Garnett has had a storied career, and he could retire tomorrow and be extremely proud of all that he’s accomplished. All the same, I imagined that he was plagued by the sense that his body and his instincts were failing him early on in the season, and I really wanted him to get his confidence back, not least because I’m keenly aware of my own aging. His explosive play the past few weeks have been a source of more fist-pumping excitement than I have any right to expect.

My Celtics fan friends had always boasted of Pierce’s loyalty, so I knew that he’d struggle to find a place on a new team. His bad days became my bad days while his flashes of brilliance gave me an adrenaline boost. I couldn’t identify with Joe Johnson, who seems almost supernaturally cool, but I was glad he was there to be a steady, solid performer even as the rest of his team flailed.

Then there were the players with something to prove, such as Mason Plumlee, who became another bright spot during some of the more dismal stretches of the season. You could tell how proud he was of making a name for himself. Andray Blatche has been making a fool of all who’ve doubted him. Apart from hitting a healthy percentage of his attempted 3-pointers, Mirza Teletovic laughed in LeBron James’ face (“I grew up in the middle of the Bosnian civil war, son.”). Not only is Teletovic thrilling Brooklyn fans, he’s putting his home country on the map, which has to be a huge source of pride. And though Alan Anderson isn’t necessarily great at pro basketball, his eerie resemblance to Method Man of the Wu-Tang Clan is enough for me. This could be the most lovable team in the NBA.

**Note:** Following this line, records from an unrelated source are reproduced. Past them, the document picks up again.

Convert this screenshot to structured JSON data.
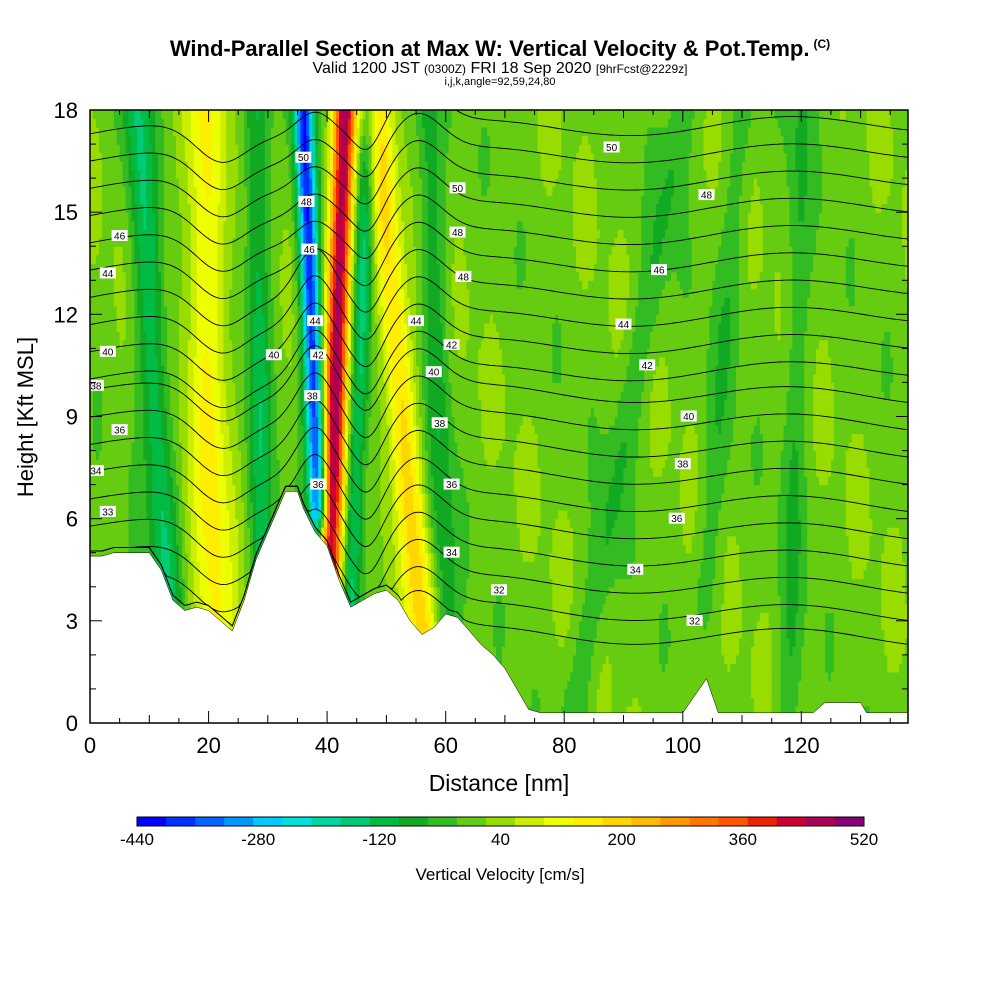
{
  "header": {
    "title": "Wind-Parallel Section at Max W: Vertical Velocity & Pot.Temp.",
    "title_mark": "(C)",
    "valid_prefix": "Valid 1200 JST",
    "valid_utc": "(0300Z)",
    "valid_date": "FRI 18 Sep 2020",
    "forecast": "[9hrFcst@2229z]",
    "params": "i,j,k,angle=92,59,24,80"
  },
  "chart_data": {
    "type": "heatmap",
    "xlabel": "Distance [nm]",
    "ylabel": "Height [Kft MSL]",
    "xlim": [
      0,
      138
    ],
    "ylim": [
      0,
      18
    ],
    "x_ticks": [
      0,
      20,
      40,
      60,
      80,
      100,
      120
    ],
    "y_ticks": [
      0,
      3,
      6,
      9,
      12,
      15,
      18
    ],
    "colorbar": {
      "label": "Vertical Velocity [cm/s]",
      "range": [
        -440,
        520
      ],
      "step": 40,
      "tick_labels": [
        "-440",
        "-280",
        "-120",
        "40",
        "200",
        "360",
        "520"
      ],
      "colors": [
        "#0000ff",
        "#0033ff",
        "#0066ff",
        "#0099ff",
        "#00ccff",
        "#00e0e0",
        "#00d6a0",
        "#00cc77",
        "#00bb44",
        "#11aa22",
        "#33bb22",
        "#66cc11",
        "#99dd00",
        "#ccee00",
        "#eeff00",
        "#ffee00",
        "#ffd700",
        "#ffbb00",
        "#ff9900",
        "#ff7700",
        "#ff5500",
        "#ee2200",
        "#cc0033",
        "#aa0055",
        "#880077"
      ]
    },
    "potential_temperature_contours": {
      "left_labels": [
        {
          "x": 3,
          "y": 6.2,
          "label": "33"
        },
        {
          "x": 1,
          "y": 7.4,
          "label": "34"
        },
        {
          "x": 5,
          "y": 8.6,
          "label": "36"
        },
        {
          "x": 1,
          "y": 9.9,
          "label": "38"
        },
        {
          "x": 3,
          "y": 10.9,
          "label": "40"
        },
        {
          "x": 3,
          "y": 13.2,
          "label": "44"
        },
        {
          "x": 5,
          "y": 14.3,
          "label": "46"
        }
      ],
      "updraft_labels": [
        {
          "x": 36,
          "y": 16.6,
          "label": "50"
        },
        {
          "x": 36.5,
          "y": 15.3,
          "label": "48"
        },
        {
          "x": 37,
          "y": 13.9,
          "label": "46"
        },
        {
          "x": 38,
          "y": 11.8,
          "label": "44"
        },
        {
          "x": 38.5,
          "y": 10.8,
          "label": "42"
        },
        {
          "x": 37.5,
          "y": 9.6,
          "label": "38"
        },
        {
          "x": 38.5,
          "y": 7.0,
          "label": "36"
        },
        {
          "x": 31,
          "y": 10.8,
          "label": "40"
        }
      ],
      "right_labels": [
        {
          "x": 62,
          "y": 15.7,
          "label": "50"
        },
        {
          "x": 62,
          "y": 14.4,
          "label": "48"
        },
        {
          "x": 63,
          "y": 13.1,
          "label": "48"
        },
        {
          "x": 61,
          "y": 11.1,
          "label": "42"
        },
        {
          "x": 58,
          "y": 10.3,
          "label": "40"
        },
        {
          "x": 59,
          "y": 8.8,
          "label": "38"
        },
        {
          "x": 61,
          "y": 7.0,
          "label": "36"
        },
        {
          "x": 61,
          "y": 5.0,
          "label": "34"
        },
        {
          "x": 69,
          "y": 3.9,
          "label": "32"
        },
        {
          "x": 88,
          "y": 16.9,
          "label": "50"
        },
        {
          "x": 104,
          "y": 15.5,
          "label": "48"
        },
        {
          "x": 96,
          "y": 13.3,
          "label": "46"
        },
        {
          "x": 55,
          "y": 11.8,
          "label": "44"
        },
        {
          "x": 90,
          "y": 11.7,
          "label": "44"
        },
        {
          "x": 94,
          "y": 10.5,
          "label": "42"
        },
        {
          "x": 101,
          "y": 9.0,
          "label": "40"
        },
        {
          "x": 100,
          "y": 7.6,
          "label": "38"
        },
        {
          "x": 99,
          "y": 6.0,
          "label": "36"
        },
        {
          "x": 92,
          "y": 4.5,
          "label": "34"
        },
        {
          "x": 102,
          "y": 3.0,
          "label": "32"
        }
      ],
      "levels": [
        {
          "label": "32",
          "y0": 2.5
        },
        {
          "label": "33",
          "y0": 3.2
        },
        {
          "label": "34",
          "y0": 4.0
        },
        {
          "label": "35",
          "y0": 4.8
        },
        {
          "label": "36",
          "y0": 5.6
        },
        {
          "label": "37",
          "y0": 6.4
        },
        {
          "label": "38",
          "y0": 7.2
        },
        {
          "label": "39",
          "y0": 8.0
        },
        {
          "label": "40",
          "y0": 8.8
        },
        {
          "label": "41",
          "y0": 9.6
        },
        {
          "label": "42",
          "y0": 10.4
        },
        {
          "label": "43",
          "y0": 11.2
        },
        {
          "label": "44",
          "y0": 12.0
        },
        {
          "label": "45",
          "y0": 12.8
        },
        {
          "label": "46",
          "y0": 13.6
        },
        {
          "label": "47",
          "y0": 14.4
        },
        {
          "label": "48",
          "y0": 15.2
        },
        {
          "label": "49",
          "y0": 16.0
        },
        {
          "label": "50",
          "y0": 16.8
        },
        {
          "label": "51",
          "y0": 17.6
        }
      ]
    },
    "terrain": [
      [
        0,
        4.9
      ],
      [
        2,
        4.9
      ],
      [
        4,
        5.0
      ],
      [
        8,
        5.0
      ],
      [
        10,
        5.0
      ],
      [
        12,
        4.5
      ],
      [
        14,
        3.6
      ],
      [
        16,
        3.3
      ],
      [
        18,
        3.4
      ],
      [
        20,
        3.3
      ],
      [
        22,
        3.0
      ],
      [
        24,
        2.7
      ],
      [
        26,
        3.6
      ],
      [
        28,
        4.8
      ],
      [
        30,
        5.6
      ],
      [
        33,
        6.8
      ],
      [
        35,
        6.8
      ],
      [
        36,
        6.3
      ],
      [
        38,
        5.6
      ],
      [
        40,
        5.2
      ],
      [
        42,
        4.2
      ],
      [
        44,
        3.4
      ],
      [
        46,
        3.6
      ],
      [
        48,
        3.8
      ],
      [
        50,
        3.9
      ],
      [
        52,
        3.6
      ],
      [
        54,
        3.0
      ],
      [
        56,
        2.6
      ],
      [
        58,
        2.8
      ],
      [
        60,
        3.2
      ],
      [
        62,
        3.1
      ],
      [
        64,
        2.7
      ],
      [
        66,
        2.3
      ],
      [
        68,
        2.0
      ],
      [
        70,
        1.6
      ],
      [
        72,
        1.0
      ],
      [
        74,
        0.4
      ],
      [
        76,
        0.3
      ],
      [
        100,
        0.3
      ],
      [
        104,
        1.3
      ],
      [
        106,
        0.3
      ],
      [
        122,
        0.3
      ],
      [
        124,
        0.6
      ],
      [
        130,
        0.6
      ],
      [
        131,
        0.3
      ],
      [
        138,
        0.3
      ]
    ],
    "w_features": [
      {
        "kind": "updraft",
        "w": 480,
        "x_bottom": 40.5,
        "x_top": 43,
        "half_width": 2.0,
        "y_start": 4.5
      },
      {
        "kind": "downdraft",
        "w": -420,
        "x_bottom": 38.5,
        "x_top": 36,
        "half_width": 1.6,
        "y_start": 6.5
      },
      {
        "kind": "updraft",
        "w": 190,
        "x_bottom": 56,
        "x_top": 48,
        "half_width": 2.6,
        "y_start": 2.8
      },
      {
        "kind": "updraft",
        "w": 140,
        "x_bottom": 21,
        "x_top": 19,
        "half_width": 3.5,
        "y_start": 3.0
      },
      {
        "kind": "downdraft",
        "w": -140,
        "x_bottom": 13,
        "x_top": 8,
        "half_width": 2.5,
        "y_start": 3.8
      },
      {
        "kind": "downdraft",
        "w": -160,
        "x_bottom": 44,
        "x_top": 47,
        "half_width": 1.8,
        "y_start": 3.5
      },
      {
        "kind": "downdraft",
        "w": -120,
        "x_bottom": 29,
        "x_top": 28,
        "half_width": 2.0,
        "y_start": 4.5
      },
      {
        "kind": "downdraft",
        "w": -90,
        "x_bottom": 60,
        "x_top": 57,
        "half_width": 2.2,
        "y_start": 3.0
      },
      {
        "kind": "downdraft",
        "w": -60,
        "x_bottom": 82,
        "x_top": 100,
        "half_width": 2.5,
        "y_start": 0.5
      },
      {
        "kind": "downdraft",
        "w": -60,
        "x_bottom": 118,
        "x_top": 120,
        "half_width": 2.0,
        "y_start": 0.5
      },
      {
        "kind": "downdraft",
        "w": -50,
        "x_bottom": 104,
        "x_top": 110,
        "half_width": 2.2,
        "y_start": 4.0
      }
    ]
  }
}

Then there is the raw power of being in an enormous room full of people shouting “Broo-klyn” at the same time. These are my people. Yes, our team has been pretty terrible until recently. Yes, we have the worst mascot in the NBA. But whether it’s fans from the Jersey era who’ve stuck with the team or former Knicks fans who are sick of Jimmy Dolan and want to give Brooklyn a shot, or people such as me who are still extremely confused by foul calls (I do know that the refs are always biased against us), we’re sharing in this crazily intense collective energy. It is weird, and it is glorious. When I’m not at the games, I’m checking the score. And when I go to the games, I’m leaving the reading material home.